May I ask the hon. Gentleman—

Mr. Robens

I do not think there would be time. The hon. and gallant Member can ask if I finish in time, when I would be very glad to give way. Perhaps I might continue with this point. The hon. Baronet drew my attention to Section 2 dealing with development involving substantial outlay on capital account, and said that the National Coal Board ought to have referred the matter to the Minister for his approval. I suggest, in all seriousness, that the working of an isolated seam, or a number of seams, or even the extension of a particular colliery, is not a question of substantial capital outlay in the sense intended in that Section. It is certainly not intended that the expenditure of a few thousand pounds in relation to a particular seam or pit should come within the scope of this Section. I could not accept on behalf of my right hon. Friend that the amount of money which the hon. Baronet has mentioned could be regarded as involving substantial outlay on capital account, because in working this seam it seems, speaking offhand, that a substantial outlay on capital account is not involved. When we come to the complete re-equipment and the broad lines of policy involving really substantial sums, then, of course, the Minister would deal with it under the Act. But I would not accept for a moment that the mere development of one particular seam could be regarded as substantial. If the hon. and gallant Member now wishes to put a point to me I will gladly give way.

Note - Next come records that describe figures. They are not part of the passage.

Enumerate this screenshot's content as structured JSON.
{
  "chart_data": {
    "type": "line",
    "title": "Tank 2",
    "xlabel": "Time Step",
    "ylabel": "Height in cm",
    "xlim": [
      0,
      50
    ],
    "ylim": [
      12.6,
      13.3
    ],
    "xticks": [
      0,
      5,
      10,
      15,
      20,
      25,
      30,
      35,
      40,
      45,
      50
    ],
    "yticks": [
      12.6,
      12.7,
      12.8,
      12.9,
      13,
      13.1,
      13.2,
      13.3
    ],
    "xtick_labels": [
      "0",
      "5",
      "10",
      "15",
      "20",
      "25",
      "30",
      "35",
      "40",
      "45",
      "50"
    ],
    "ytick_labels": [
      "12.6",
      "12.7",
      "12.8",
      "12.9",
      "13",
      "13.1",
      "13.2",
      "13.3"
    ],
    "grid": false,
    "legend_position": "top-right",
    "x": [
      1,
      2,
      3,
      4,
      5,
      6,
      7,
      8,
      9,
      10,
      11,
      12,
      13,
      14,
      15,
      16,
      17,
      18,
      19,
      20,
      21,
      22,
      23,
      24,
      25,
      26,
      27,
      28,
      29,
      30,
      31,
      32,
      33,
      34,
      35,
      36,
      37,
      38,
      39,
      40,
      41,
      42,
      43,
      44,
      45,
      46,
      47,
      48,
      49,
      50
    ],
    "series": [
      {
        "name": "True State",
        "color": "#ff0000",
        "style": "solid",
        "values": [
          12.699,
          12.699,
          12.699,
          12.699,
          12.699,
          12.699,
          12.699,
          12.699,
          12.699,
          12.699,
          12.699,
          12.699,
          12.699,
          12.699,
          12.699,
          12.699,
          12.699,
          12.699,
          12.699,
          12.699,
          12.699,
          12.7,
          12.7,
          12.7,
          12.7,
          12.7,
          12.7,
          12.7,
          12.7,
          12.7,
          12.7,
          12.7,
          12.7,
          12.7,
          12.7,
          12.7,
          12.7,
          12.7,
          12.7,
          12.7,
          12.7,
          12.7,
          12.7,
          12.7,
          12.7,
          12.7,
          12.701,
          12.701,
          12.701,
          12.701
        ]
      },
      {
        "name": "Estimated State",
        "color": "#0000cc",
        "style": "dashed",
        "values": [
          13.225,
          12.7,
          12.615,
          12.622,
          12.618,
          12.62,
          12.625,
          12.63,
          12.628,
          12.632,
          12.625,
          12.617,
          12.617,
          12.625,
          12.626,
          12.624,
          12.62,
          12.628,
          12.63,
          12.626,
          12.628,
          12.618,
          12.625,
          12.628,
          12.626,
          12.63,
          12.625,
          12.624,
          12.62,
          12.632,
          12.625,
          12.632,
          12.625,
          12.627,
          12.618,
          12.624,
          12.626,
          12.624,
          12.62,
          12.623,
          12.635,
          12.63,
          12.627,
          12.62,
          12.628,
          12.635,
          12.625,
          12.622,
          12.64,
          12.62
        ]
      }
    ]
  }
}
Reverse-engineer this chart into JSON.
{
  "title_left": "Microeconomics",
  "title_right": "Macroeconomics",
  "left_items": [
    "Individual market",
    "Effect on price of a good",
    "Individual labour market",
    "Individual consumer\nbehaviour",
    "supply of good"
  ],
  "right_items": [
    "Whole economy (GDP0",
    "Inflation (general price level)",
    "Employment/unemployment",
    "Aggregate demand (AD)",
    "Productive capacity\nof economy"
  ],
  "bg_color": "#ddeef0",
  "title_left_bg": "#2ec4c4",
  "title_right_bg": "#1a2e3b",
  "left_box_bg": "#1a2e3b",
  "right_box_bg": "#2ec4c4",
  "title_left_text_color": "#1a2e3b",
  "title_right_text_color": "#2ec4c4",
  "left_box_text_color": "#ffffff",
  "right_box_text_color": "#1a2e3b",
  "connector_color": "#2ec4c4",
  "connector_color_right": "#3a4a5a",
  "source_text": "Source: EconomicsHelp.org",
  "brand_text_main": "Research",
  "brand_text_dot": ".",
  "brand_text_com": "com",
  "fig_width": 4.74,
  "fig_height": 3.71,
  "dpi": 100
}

Lieut.-Colonel Elliot (Scottish Universities)

Whilst the Parliamentary Secretary has made a very convincing legal case, I do not think that was what was in the mind of my hon. Friend. It is true, as the Parliamentary Secretary pointed out, that if the villagers feel they are entitled to support they can take certain steps under the Act, and so on, but I think my hon. Friend was pleading rather for mercy than for justice.

Mr. Robens rose

Lieut.-Colonel Elliot

Does the Parliamentary Secretary wish to intervene?

Mr. Robens

I was really only giving way to the hon. and gallant Member for Penrith and Cockermouth (Colonel Dower), but apparently the right hon. and gallant Gentleman took his place

Lieut.-Colonel Elliot

I thought the Minister had finished.

Mr. Robens

No. I was giving way because I had promised to do so. I suppose it was the same point?

Colonel Dower


Mr. Robens

With all due respect, I disagree entirely. The question raised by the hon. Baronet was one of subsidence, and, therefore, a question of support. The question of support is dealt with very adequately in the Mines (Working Facilities and Support) Act, 1923, and I consider that is a method which should be adopted. It can under no circumstances be regarded in the light of a national directive on policy, to which the hon. Baronet referred, and I could not advise my right hon. Friend to take action under the authority vested in him under the Act. I would point out that with the ownership of the coal there vests in the National Coal Board precisely the same rights to work it—no greater and no less—as were formerly enjoyed by the previous owners, and, had the matter been raised before the industry was nationalised, the reply which I should have had to give would have been very similar to the one which I have given tonight.

Sir J. Mellor

Will the hon. Gentleman at least agree that whatever right the law may give, the law will not give these villagers new homes?

Colonel Dower

In the moment remaining I would point out that when the Mines (Working Facilities and Support) Act was originally passed, it was very much more easy to rehouse people than it is now.

Question put, and agreed to.

Adjourned accordingly at Half-past Ten o'Clock.